LIVING ROOM MEMORIES  227 

(March 31, 2009)

I’m trying to deal with an understanding I’ve come to that one of my friends simply considers me a project – someone to support because I have bipolar. And that hurts.

I’ve always considered her one of my best friends, feeling her love and care. She has been there as someone I can talk to – someone who wants to learn about my disorder (which I value). I’ve always talked about how important it is to have a support network. And yet, when a friendship is simply built on a person’s struggle with a disorder, something seems to be wrong. I want to be a friend to her too – to be a support for her – yet she doesn’t often allow it. She talks little about her own needs. It is a very unbalanced friendship.

So hard to find a balance in a friendship.

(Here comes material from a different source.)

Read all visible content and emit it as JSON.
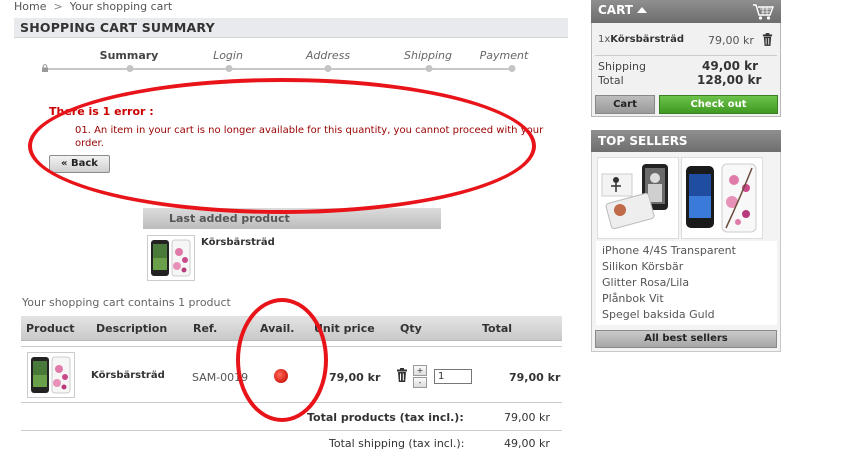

I have another friend who is there for me – I know partly because she knows I’m often a “needy” person. Her support for me has been huge and has helped me become strong and to grow and accomplish things. But she has also let me into her life, telling me about the things she’s doing and the things she’s reading and thinking. She talks about the things she wants to do. Our friendship is not simply built on her caring for the bipolar me.

Yet I care a lot about this person who has been considering me a project. We have to try to turn this friendship around. It needs to be a me for her relationship as much as it is a her for me relationship. God grant us the wisdom and the ability to do that.

It hurts to simply be considered somebody’s project.